Tool-Based Interaction
The LLM interacts with the form engine through FormTools, which exposes @Tool annotated methods:
| Tool | Purpose |
|---|---|
getFieldInfo(fieldName) | Get type, prompt, options, validation rules, description |
submitAnswer(fieldName, value) | Validate and store answer; reports cascading clears on branch switch |
clearAnswer(fieldName) | Clear answer + cascading clears for branch descendants |
isLegallyComplete() | Check if all mandatory fields are answered |
buildSummary() | Generate confirmation summary of all answers |
addExtraInfo(key, value) | Capture contextual info not in form fields (e.g., pet info, access codes) |
resetForm() | Clear all answers and start over |
The inner LLM reads the form structure via getFormSchema() (produced by FormSchemaRenderer) and current progress via getFormState() to decide which field to ask about next. Value extraction happens inline — the LLM reads field type info and submits correctly formatted values directly via submitAnswer().
Schema Rendering
FormSchemaRenderer produces a flat, DFS-ordered representation with two sections:
- Field Type Reference — a table of all field types with translated descriptions (DATE includes today's date)

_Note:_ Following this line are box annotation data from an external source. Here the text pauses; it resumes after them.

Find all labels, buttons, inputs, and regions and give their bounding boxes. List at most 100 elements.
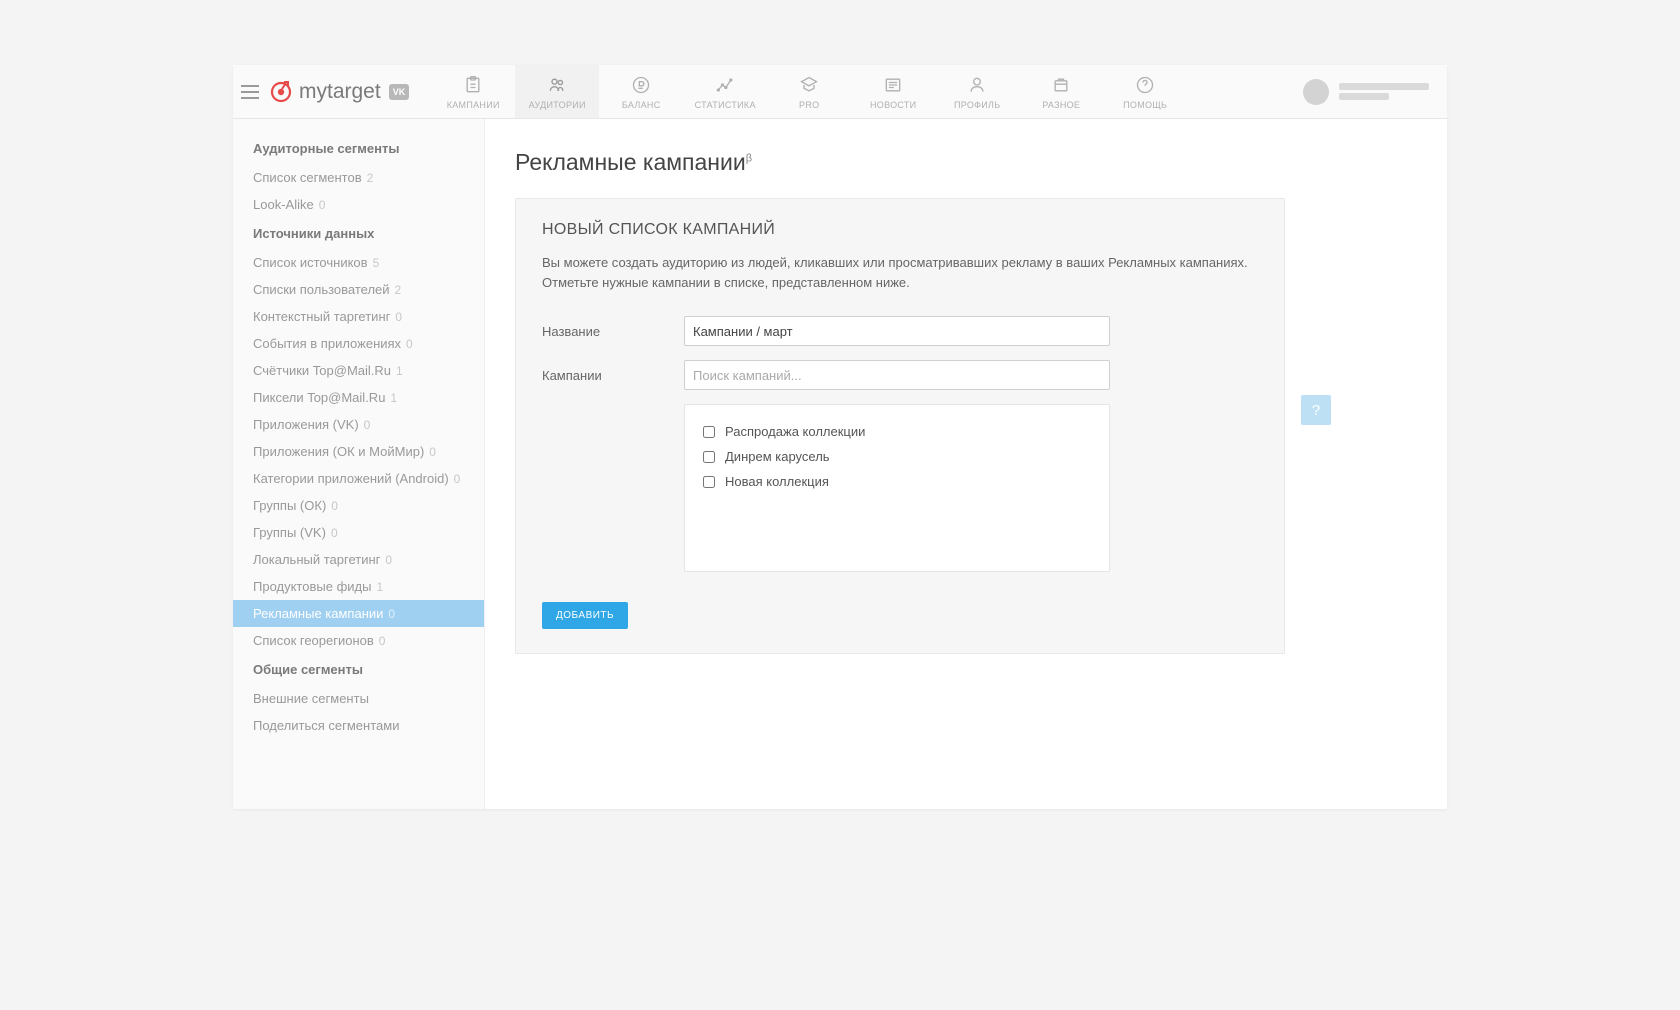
sidebar-item-count: 0 [364, 418, 371, 432]
sidebar-item-label: Группы (ОК) [253, 498, 326, 513]
top-nav: КАМПАНИИ АУДИТОРИИ БАЛАНС СТАТИСТИКА [431, 65, 1187, 118]
sidebar-item-count: 0 [454, 472, 461, 486]
logo-mark-icon [269, 80, 293, 104]
sidebar-item-count: 2 [395, 283, 402, 297]
sidebar-item-label: Счётчики Top@Mail.Ru [253, 363, 391, 378]
nav-label: СТАТИСТИКА [695, 100, 756, 110]
main-content: Рекламные кампанииβ НОВЫЙ СПИСОК КАМПАНИ… [485, 119, 1447, 809]
misc-icon [1050, 74, 1072, 96]
sidebar-item-label: Приложения (VK) [253, 417, 359, 432]
sidebar-item-label: Список источников [253, 255, 368, 270]
sidebar-item-count: 0 [395, 310, 402, 324]
sidebar-item-count: 0 [379, 634, 386, 648]
sidebar-item-label: Поделиться сегментами [253, 718, 399, 733]
nav-campaigns[interactable]: КАМПАНИИ [431, 65, 515, 118]
sidebar-item-ad-campaigns[interactable]: Рекламные кампании0 [233, 600, 484, 627]
sidebar-item-segment-list[interactable]: Список сегментов 2 [233, 164, 484, 191]
sidebar-item-label: Группы (VK) [253, 525, 326, 540]
sidebar-item-share-segments[interactable]: Поделиться сегментами [233, 712, 484, 739]
campaign-list-item-label: Динрем карусель [725, 449, 830, 464]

- Form Structure — the hierarchical field list with
show_whenconditions for conditional branches, mandatory markers, and INFO annotations
This flat format is designed for LLM consumption — research confirms flat structures outperform nested ones for LLM reasoning.
Validation — Strategy Pattern
When an answer is submitted via submitAnswer(), AnswerValidator first coerces the raw string to the expected type, then applies all matching validation rules for the field.
ValidationRuleRegistry auto-discovers validators via Spring and maps rule names to implementations. The 8 built-in validators are:
| Validator | Purpose |
|---|---|
| Required | Field must have a non-empty value |
| MinLength / MaxLength | String length bounds |
| Min / Max | Numeric range bounds |
| Pattern | Regex pattern matching |
| MinAdvanceHours | Booking must be at least N hours in the future |
| MaxAdvanceDays | Booking must be at most N days in the future |
DTO Building & dtoField Mapping
When all mandatory fields are answered and the user confirms, buildDto() assembles a FormDto:
- Fields with
dtoFieldin thedtoFieldslist →FormDto.fields(main DTO) - Fields with
dtoFieldNOT in the list →FormDto.extras(keyed by field name, not dtoField value) dtoFieldis optional — when omitted from YAML, the field name is used automatically at runtimeSemanticValidatorchecks for dtoField path collisions via DFS to prevent silent overwrites
State Machine
The conversation lifecycle is managed by two enums:
ConversationPhase tracks the high-level flow:
GREETING → FORM_FILLING → PRE_CONFIRMATION → CONFIRMATION → COMPLETED
↓
ABANDONED (on timeout or exit)
SessionStatus tracks the session itself: ACTIVE, PAUSED, RESUMED, COMPLETE, or EXPIRED. This is independent of the conversation phase — a session can be PAUSED during any phase and RESUMED later.
Translation
TranslationService (implemented by YamlTranslationService) provides locale-specific text throughout the system. It loads {locale}.yaml files, resolves nested dot-notation keys (e.g. form.fields.name.prompt), and falls back to English (en) when a key is missing in the requested locale.
Translation is used both at config time (resolving promptKey and labelKey in field definitions) and at runtime (generating user-facing prompts, form schema descriptions, and error messages).